“Se tu non mi stessi cercando significherebbe
che non mi hai trovato, ma proprio perché mi cerchi… senza saperlo mi hai già
trovato”, così talvolta il Signore parla al cuore delle persone; il
desiderio di dare un senso positivo alla propria vita è segno di buona salute psicologica,
spirituale e morale, coloro che si interessano soltanto della questione del
vivere e tralasciano di conoscere il perché del loro stare al mondo, sono persone
tanto misere quanto biasimevoli che si accontentano dell’ordinario e del
monotono. Sono convinto che se si leggesse il Vangelo non come una favola della
buonanotte ma conferendogli quel realismo che merita una cronaca storica
intessuta di fatti straordinari, convincendosi dell’esistenza del
soprannaturale, molto della nostra prospettiva esistenziale cambierebbe; forse
ci sono due possibili esiti a questa visione della realtà, o illudersi nel
fanatismo, o pervenire ad una equilibrata felicità che ci offre la chiave per
decifrare ogni cosa delle nostre vite, del nostro stare al mondo e del nostro
destino. Il messaggio fondamentale che ci viene dato dal Vangelo è questo: un
uomo è tornato dalla morte e ha dimostrato con qualcosa di così eloquente e
inequivocabile, quel che ha predicato nel corso della sua vita terrena riguardo
a sé stesso e a ogni creatura umana. L’ambito per accedere a questa verità
storica è e sarà sempre l’adesione di fede personale, ciascuno per sé senza che
altri possano intromettersi nella scelta di credere in qualcosa di sconosciuto
e inspiegabile.
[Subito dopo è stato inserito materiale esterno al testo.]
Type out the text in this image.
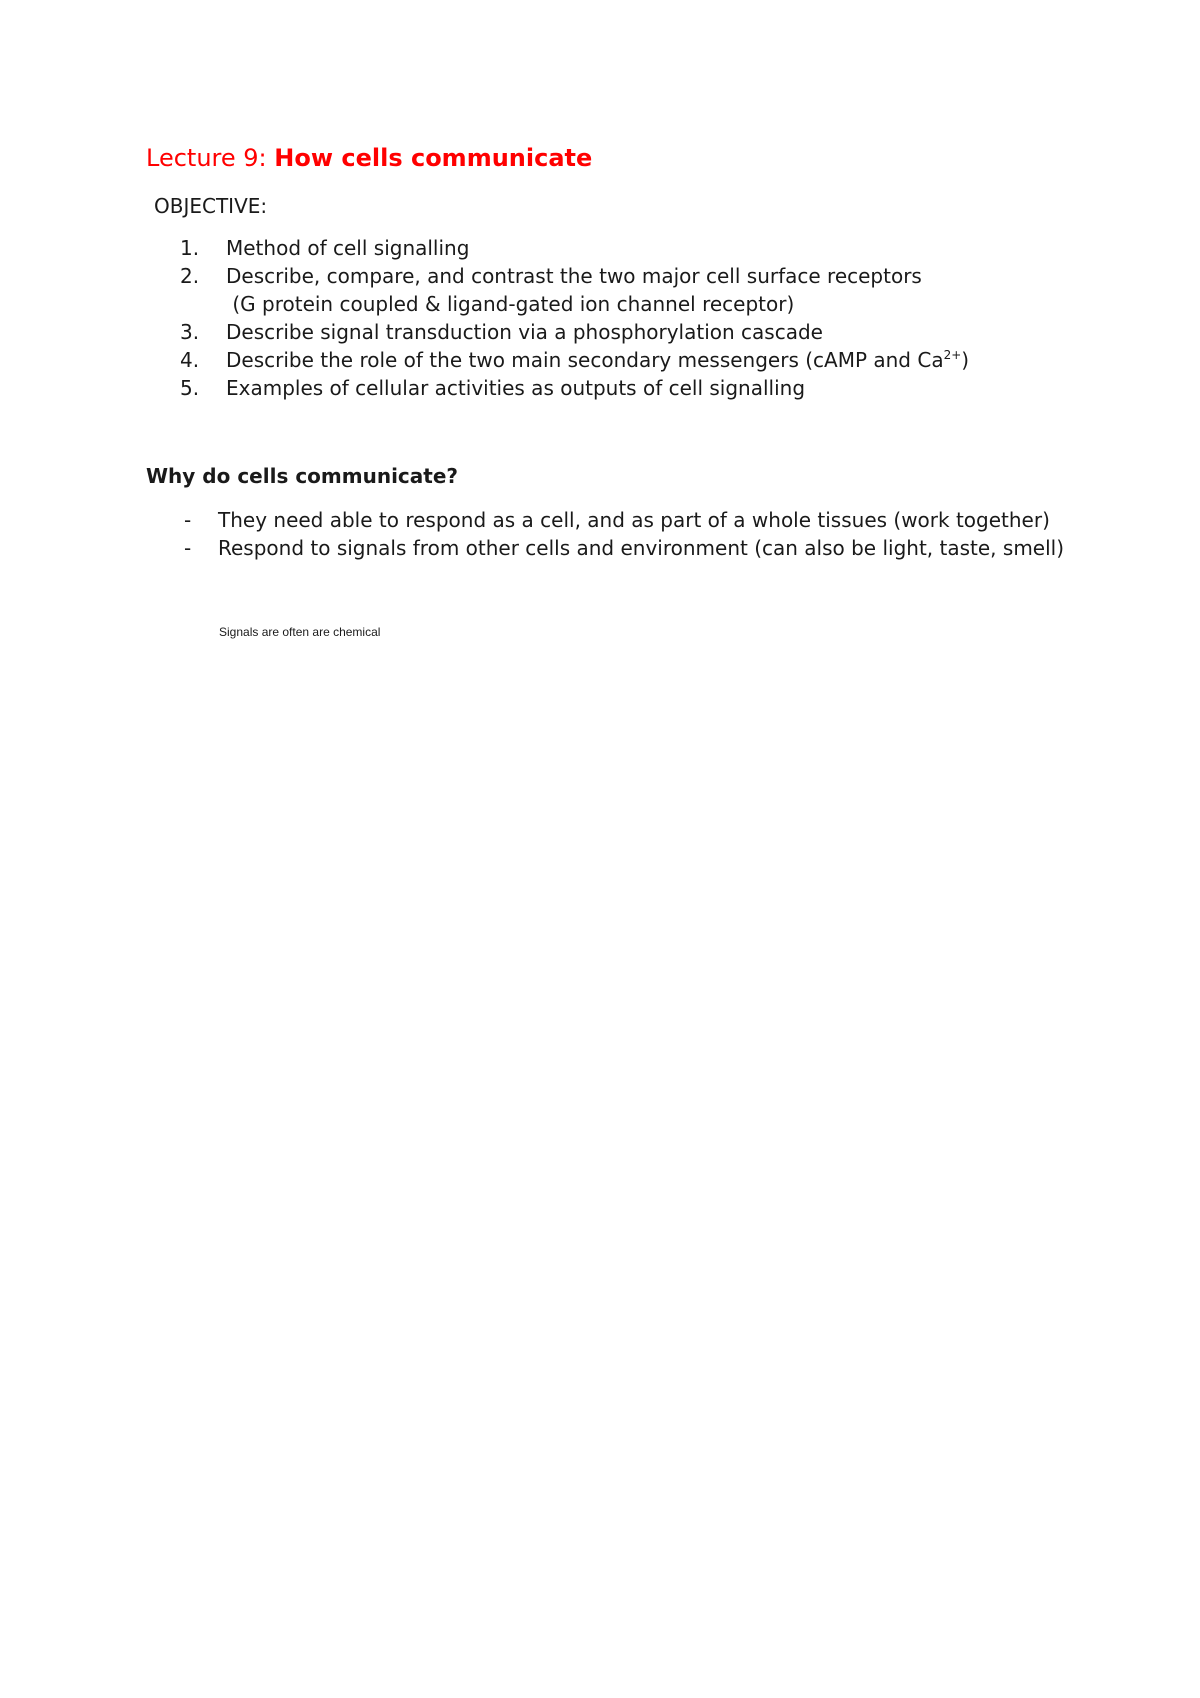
Lecture 9: How cells communicate
OBJECTIVE:
1.	Method of cell signalling
2.	Describe, compare, and contrast the two major cell surface receptors
(G protein coupled & ligand-gated ion channel receptor)
3.	Describe signal transduction via a phosphorylation cascade
4.	Describe the role of the two main secondary messengers (cAMP and $Ca^{2+}$)
5.	Examples of cellular activities as outputs of cell signalling
Why do cells communicate?
- They need able to respond as a cell, and as part of a whole tissues (work together)
- Respond to signals from other cells and environment (can also be light, taste, smell)
Signals are often are chemical
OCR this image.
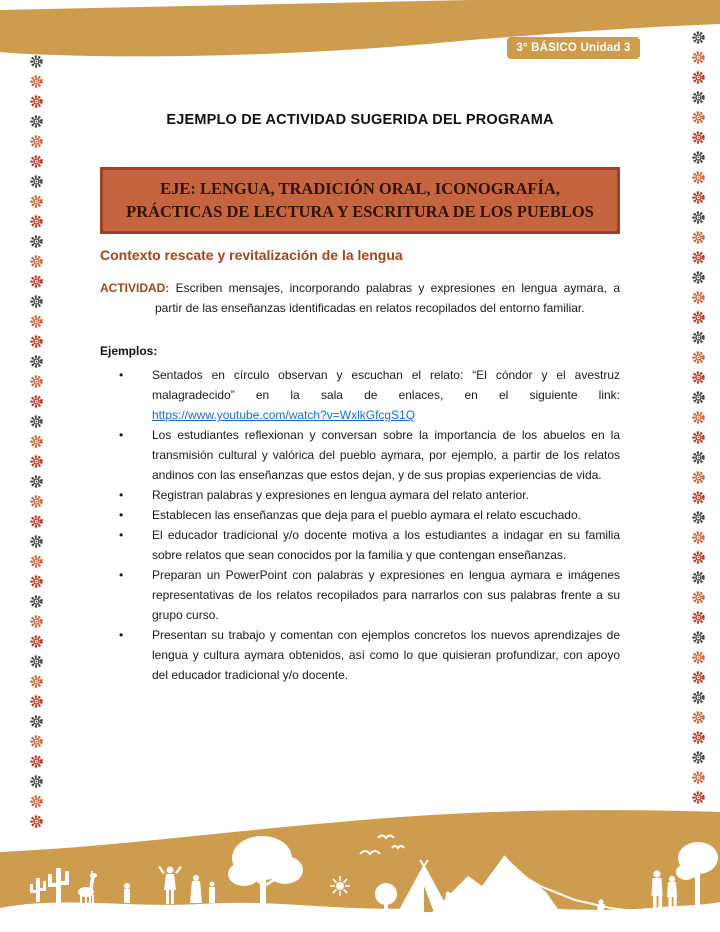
3° BÁSICO Unidad 3
EJEMPLO DE ACTIVIDAD SUGERIDA DEL PROGRAMA
EJE: LENGUA, TRADICIÓN ORAL, ICONOGRAFÍA,
PRÁCTICAS DE LECTURA Y ESCRITURA DE LOS PUEBLOS
Contexto rescate y revitalización de la lengua

ACTIVIDAD: Escriben mensajes, incorporando palabras y expresiones en lengua aymara, a partir de las enseñanzas identificadas en relatos recopilados del entorno familiar.

Ejemplos:
• Sentados en círculo observan y escuchan el relato: “El cóndor y el avestruz malagradecido” en la sala de enlaces, en el siguiente link: https://www.youtube.com/watch?v=WxlkGfcgS1Q
• Los estudiantes reflexionan y conversan sobre la importancia de los abuelos en la transmisión cultural y valórica del pueblo aymara, por ejemplo, a partir de los relatos andinos con las enseñanzas que estos dejan, y de sus propias experiencias de vida.
• Registran palabras y expresiones en lengua aymara del relato anterior.
• Establecen las enseñanzas que deja para el pueblo aymara el relato escuchado.
• El educador tradicional y/o docente motiva a los estudiantes a indagar en su familia sobre relatos que sean conocidos por la familia y que contengan enseñanzas.
• Preparan un PowerPoint con palabras y expresiones en lengua aymara e imágenes representativas de los relatos recopilados para narrarlos con sus palabras frente a su grupo curso.
• Presentan su trabajo y comentan con ejemplos concretos los nuevos aprendizajes de lengua y cultura aymara obtenidos, así como lo que quisieran profundizar, con apoyo del educador tradicional y/o docente.
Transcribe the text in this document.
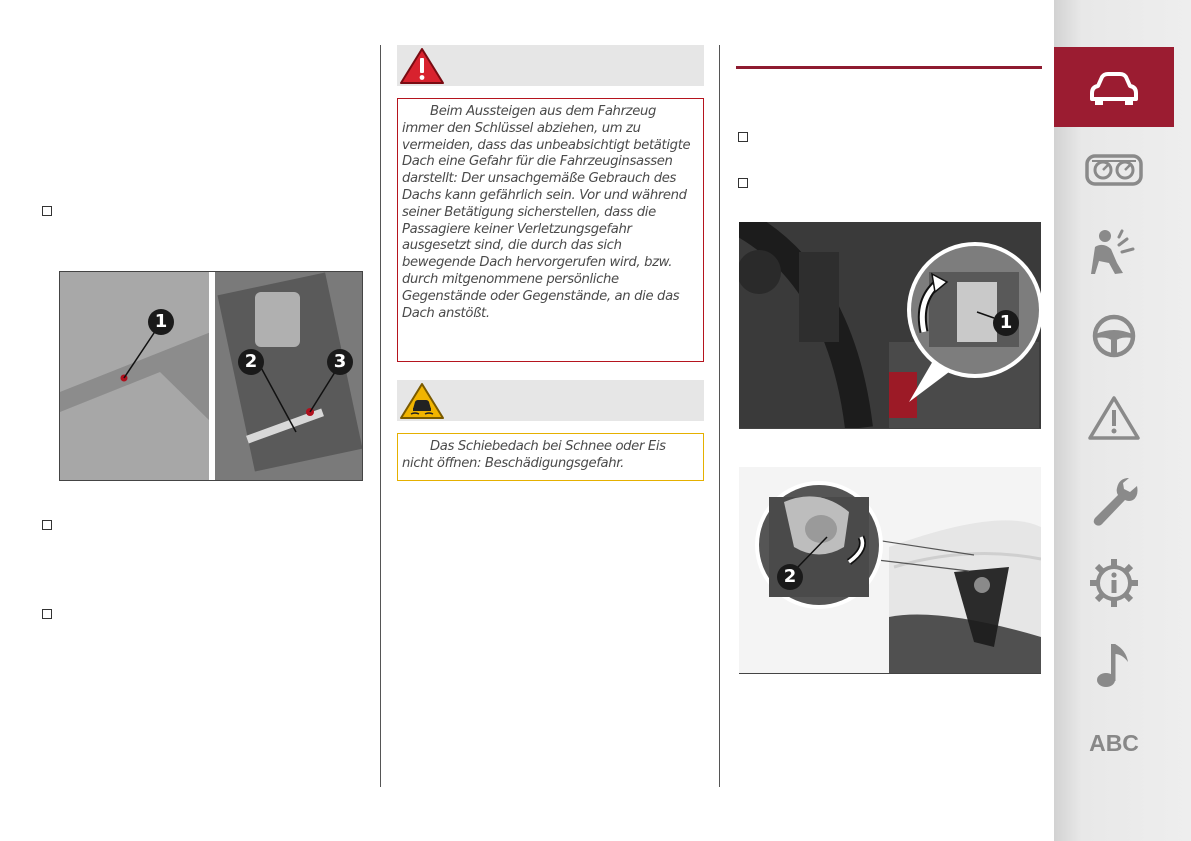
1
2	3

Beim Aussteigen aus dem Fahrzeug immer den Schlüssel abziehen, um zu vermeiden, dass das unbeabsichtigt betätigte Dach eine Gefahr für die Fahrzeuginsassen darstellt: Der unsachgemäße Gebrauch des Dachs kann gefährlich sein. Vor und während seiner Betätigung sicherstellen, dass die Passagiere keiner Verletzungsgefahr ausgesetzt sind, die durch das sich bewegende Dach hervorgerufen wird, bzw. durch mitgenommene persönliche Gegenstände oder Gegenstände, an die das Dach anstößt.

Das Schiebedach bei Schnee oder Eis nicht öffnen: Beschädigungsgefahr.

1
2
ABC
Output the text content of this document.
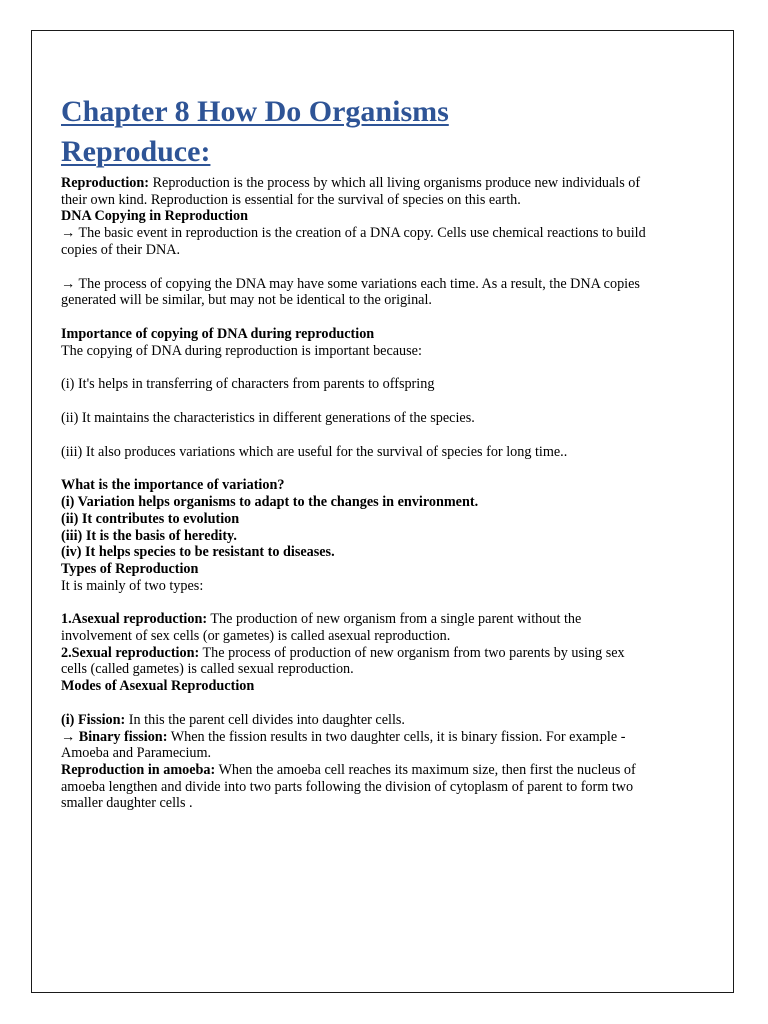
Chapter 8 How Do Organisms
Reproduce:

Reproduction: Reproduction is the process by which all living organisms produce new individuals of their own kind. Reproduction is essential for the survival of species on this earth.

DNA Copying in Reproduction

→ The basic event in reproduction is the creation of a DNA copy. Cells use chemical reactions to build copies of their DNA.

→ The process of copying the DNA may have some variations each time. As a result, the DNA copies generated will be similar, but may not be identical to the original.

Importance of copying of DNA during reproduction

The copying of DNA during reproduction is important because:

(i) It's helps in transferring of characters from parents to offspring

(ii) It maintains the characteristics in different generations of the species.

(iii) It also produces variations which are useful for the survival of species for long time..

What is the importance of variation?

(i) Variation helps organisms to adapt to the changes in environment.

(ii) It contributes to evolution

(iii) It is the basis of heredity.

(iv) It helps species to be resistant to diseases.

Types of Reproduction

It is mainly of two types:

1.Asexual reproduction: The production of new organism from a single parent without the involvement of sex cells (or gametes) is called asexual reproduction.

2.Sexual reproduction: The process of production of new organism from two parents by using sex cells (called gametes) is called sexual reproduction.

Modes of Asexual Reproduction

(i) Fission: In this the parent cell divides into daughter cells.

→ Binary fission: When the fission results in two daughter cells, it is binary fission. For example - Amoeba and Paramecium.

Reproduction in amoeba: When the amoeba cell reaches its maximum size, then first the nucleus of amoeba lengthen and divide into two parts following the division of cytoplasm of parent to form two smaller daughter cells .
Questa scelta di credere io l’ho fatta e non mi sono mai
contraddetto riguardo alle convinzioni a cui ho aderito, anzi sono maturato e
penso di aver compreso quello che per tanto tempo ignoravo, o addirittura
disprezzavo con quel sarcasmo che i miscredenti hanno nei confronti di coloro
che vogliono proporgli una qualsivoglia verità precostituita. Nelle mie pagine
parlo spesso della fede, non per fanatismo ma perché penso si tratti di un bene
molto prezioso che tutti dovrebbero aver modo di possedere, non è qualcosa che
si conquista e poi si mette da parte dimenticandosene col tempo, è qualcosa che
va coltivato giorno per giorno; il mezzo più importante per pervenire alla fede
e conservarla è la preghiera, non tanto la preghiera come tale ma il perseverare
in essa, semplicemente la devozione o meglio la vita devota, non chissà quale
grande esercizio ascetico riservato a pochi eletti, semplicemente la preghiera
cristiana così come la tradizione di tanti secoli ci ha tramandato. Con una
similitudine la dinamica della grazia si può descrivere in questo modo: la
preghiera è l’acqua apportatrice di vita, la sana dottrina e cioè la conoscenza
della verità rivelata è la pianta che occorre coltivare, i beni che ne derivano
sono puramente soprannaturali, sono le virtù e il conseguimento della salvezza
eterna della propria anima. Appartiene tutto all’ambito dell’invisibile e dell’indimostrabile,
ma non per questo si tratta di assurde fantasticherie bensì di realtà, anzi è
la realtà costitutiva della natura umana e non si può né vedere né toccare,
come la maggior parte delle nostre facoltà. Credere
è una scommessa come diceva il filosofo e matematico Pascal, ma non più di
quel tanto perché la fede è plausibile e il nostro mondo è costruito da
innumerevoli illusioni che servono ad alienarci, a distrarci per farci perdere
di vista l’essenziale: non si deve mai rinunciare a dare un significato alle
cose, a spiegarle per conoscerle… si ama solamente ciò che si conosce a fondo o
si cerca di conoscere, è il motore dell’anima e non possiamo farne a meno.